Like a lot of engineering students, Mike Mahoney advanced from putting together Legos and K’NEX as a kid to competing in robotics competitions at Bishop McDevitt High School in Wyncote, Pennsylvania. “Figuring out the robotics was like a big puzzle that required me to use my hands and actually apply things,” recalls the Northeast Philadelphia native who is graduating with a BS degree in mechanical engineering. “It was very enticing.”
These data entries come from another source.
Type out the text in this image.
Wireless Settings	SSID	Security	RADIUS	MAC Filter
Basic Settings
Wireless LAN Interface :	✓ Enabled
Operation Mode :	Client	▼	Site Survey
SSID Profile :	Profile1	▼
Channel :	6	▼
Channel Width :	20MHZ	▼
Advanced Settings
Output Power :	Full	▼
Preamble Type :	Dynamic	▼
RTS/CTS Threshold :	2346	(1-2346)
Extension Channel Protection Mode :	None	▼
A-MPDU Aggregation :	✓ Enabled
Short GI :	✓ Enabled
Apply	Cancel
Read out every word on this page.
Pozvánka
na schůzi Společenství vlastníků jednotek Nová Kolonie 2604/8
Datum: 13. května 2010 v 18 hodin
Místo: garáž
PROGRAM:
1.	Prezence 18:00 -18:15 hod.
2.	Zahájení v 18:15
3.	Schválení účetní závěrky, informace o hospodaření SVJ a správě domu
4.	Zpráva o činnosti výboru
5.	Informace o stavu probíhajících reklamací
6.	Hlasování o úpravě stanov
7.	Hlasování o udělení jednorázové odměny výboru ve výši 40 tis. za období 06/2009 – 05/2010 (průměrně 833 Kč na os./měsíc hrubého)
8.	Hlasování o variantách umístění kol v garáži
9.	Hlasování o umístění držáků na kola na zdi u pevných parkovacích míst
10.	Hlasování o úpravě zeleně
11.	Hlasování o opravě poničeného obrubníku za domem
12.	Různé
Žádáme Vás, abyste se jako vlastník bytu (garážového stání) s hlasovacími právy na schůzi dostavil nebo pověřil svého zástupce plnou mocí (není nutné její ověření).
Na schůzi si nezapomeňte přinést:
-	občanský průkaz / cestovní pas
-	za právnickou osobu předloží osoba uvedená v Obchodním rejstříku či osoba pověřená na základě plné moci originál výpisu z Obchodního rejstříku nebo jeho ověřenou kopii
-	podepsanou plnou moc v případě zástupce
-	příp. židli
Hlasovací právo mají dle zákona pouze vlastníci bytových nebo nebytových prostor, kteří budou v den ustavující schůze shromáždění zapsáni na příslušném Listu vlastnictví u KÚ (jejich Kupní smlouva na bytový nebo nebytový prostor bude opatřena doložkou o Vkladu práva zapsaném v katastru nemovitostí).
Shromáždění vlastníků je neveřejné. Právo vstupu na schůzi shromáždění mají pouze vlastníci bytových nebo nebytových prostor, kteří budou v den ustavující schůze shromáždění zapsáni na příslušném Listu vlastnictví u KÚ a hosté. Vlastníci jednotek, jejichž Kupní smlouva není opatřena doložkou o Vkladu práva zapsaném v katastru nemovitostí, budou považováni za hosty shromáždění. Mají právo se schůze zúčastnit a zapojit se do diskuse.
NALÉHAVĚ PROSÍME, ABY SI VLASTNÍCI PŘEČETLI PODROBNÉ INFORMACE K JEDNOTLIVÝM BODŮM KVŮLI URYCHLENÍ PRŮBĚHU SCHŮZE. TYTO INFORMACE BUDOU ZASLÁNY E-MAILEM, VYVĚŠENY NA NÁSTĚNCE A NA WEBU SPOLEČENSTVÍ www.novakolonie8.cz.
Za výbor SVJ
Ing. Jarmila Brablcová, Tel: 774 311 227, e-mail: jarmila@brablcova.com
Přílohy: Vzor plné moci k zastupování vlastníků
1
At Temple, Mahoney focused on mechanical engineering because he thinks it's the most versatile and widely applicable engineering discipline. The rightness of that decision was underscored by his professors who taught classes on the mechanics of solids, fluids, aerodynamics and vibrations: “They had such passion for their subjects, really taught it well and made me realize that things such as aerodynamics and vibrations, which I had never realty though about, were really cool and captivating”
That’s also a good description for what he himself did the past two summers. He was a Department of Navy Pathways Program engineering student trainee with the Naval Sea Systems Command (NAVSEA) at the former Philadelphia Navy Yard. He got involved with the outfitting of various Navy ship hulls—including conducting and assisting with shipboard inspections and assessments of watertight hulls, as well as developing and revising technical manuals and drawings for hull equipment.
Last year, he spent a week of hands-on training at Naval Base San Diego, among the U.S Navy’s largest naval bases. “The watertight closure configurations are critical because if they don’t work properly, a lot of sailors can die or be injured if something goes wrong or a ship comes under attack,” says Mahoney.
Working with NAVSEA, he noticed that the computer-aided design (CAD) skills, math applications and, most importantly, the critical thinking skills he developed at the College of Engineering frequently came into play. Those same refined skills have also prepared him well for his next stop: a full-time position as an engineer who will continue working on ship hulls for NAVSEA in Philadelphia.
Mahoney relishes the challenge: “Being able to use my degree to help save people and improve their lives is very appealing. It feels like I’ll be able to make a positive change in the world.”